Saturday, April 18, 2009

What Color is Saturday?

If you instantly knew the answer to that question, you might be a synesthete.

After hearing a professor discuss this term all semester long I pursued further study. The term "synesthesia" might be familiar to you from poetry classes. Some poets mix and mingle sensory experiences; they describe one kind of sense impression using words that usually describe another. It's synesthesia when Poe writes about "molten-golden notes," or when Keats calls a plot of ground "melodious" or speaks of "sunburnt mirth," or when Johnny Cash sings, "Somehow I learned how to listen to a sound like the sun going down."

But this isn't just a poetic device. Some people are born "synesthetes"--a condition in which one type of stimulation evokes the sensation of another. This is a documented phenomenon that has been known in medical circles for at least 300 years.

Synesthetes don't intentionally mix sensations, and they don't "imagine" things a certain way--it just strikes them as a fact, for instance, that Saturday is red. That day will always remain, for that person, the same color. (But another synesthete might always see it as a different color.)

Some synesthetes see shapes or designs when listening to music; some taste words; some see colors when experiencing a certain taste or smell.
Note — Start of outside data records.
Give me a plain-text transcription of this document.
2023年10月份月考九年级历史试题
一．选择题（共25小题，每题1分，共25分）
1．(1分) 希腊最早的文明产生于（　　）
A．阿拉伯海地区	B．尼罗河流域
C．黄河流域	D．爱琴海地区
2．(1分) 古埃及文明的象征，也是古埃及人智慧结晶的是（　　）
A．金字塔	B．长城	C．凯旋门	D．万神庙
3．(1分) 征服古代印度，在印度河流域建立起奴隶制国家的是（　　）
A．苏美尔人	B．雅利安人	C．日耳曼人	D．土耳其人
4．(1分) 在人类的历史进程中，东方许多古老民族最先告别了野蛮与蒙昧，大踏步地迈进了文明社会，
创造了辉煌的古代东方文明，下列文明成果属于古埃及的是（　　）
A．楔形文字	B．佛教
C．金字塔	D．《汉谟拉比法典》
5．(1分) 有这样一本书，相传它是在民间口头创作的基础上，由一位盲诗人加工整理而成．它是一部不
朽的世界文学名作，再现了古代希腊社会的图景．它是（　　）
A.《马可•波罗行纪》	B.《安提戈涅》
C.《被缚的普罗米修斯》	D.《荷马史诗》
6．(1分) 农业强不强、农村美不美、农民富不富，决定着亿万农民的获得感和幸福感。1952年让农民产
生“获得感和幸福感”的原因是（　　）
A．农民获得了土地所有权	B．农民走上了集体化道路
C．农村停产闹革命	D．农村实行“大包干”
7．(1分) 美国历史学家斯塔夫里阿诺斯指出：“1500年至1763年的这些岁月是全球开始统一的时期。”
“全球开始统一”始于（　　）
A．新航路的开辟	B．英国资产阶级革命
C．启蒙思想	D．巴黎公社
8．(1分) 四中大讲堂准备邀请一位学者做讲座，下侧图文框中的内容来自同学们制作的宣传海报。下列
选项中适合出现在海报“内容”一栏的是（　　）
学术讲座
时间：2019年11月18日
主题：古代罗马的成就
One famous example is Vladimir Nabokov, who as a small child complained to his mother that the letters on his wooden alphabet blocks were all the wrong colors.

Another example from my professor: When she is in severe pain, she sees the color orange; so when she was in labor, instead of telling her husband, "It hurts so much," she said, "There's so much orange." Furthermore, she explained that the color orange strikes her like a physical pain, and being visually assaulted by it for very long will cause a bad headache.

Researchers estimate that about 1 in 25,000 people are synesthetes. It tends to run in families, is more likely to occur in women than in men, and more in left-handed people than right-handed ones. Synesthetes tend to have excellent memories, but not so great math and spatial navigation skills.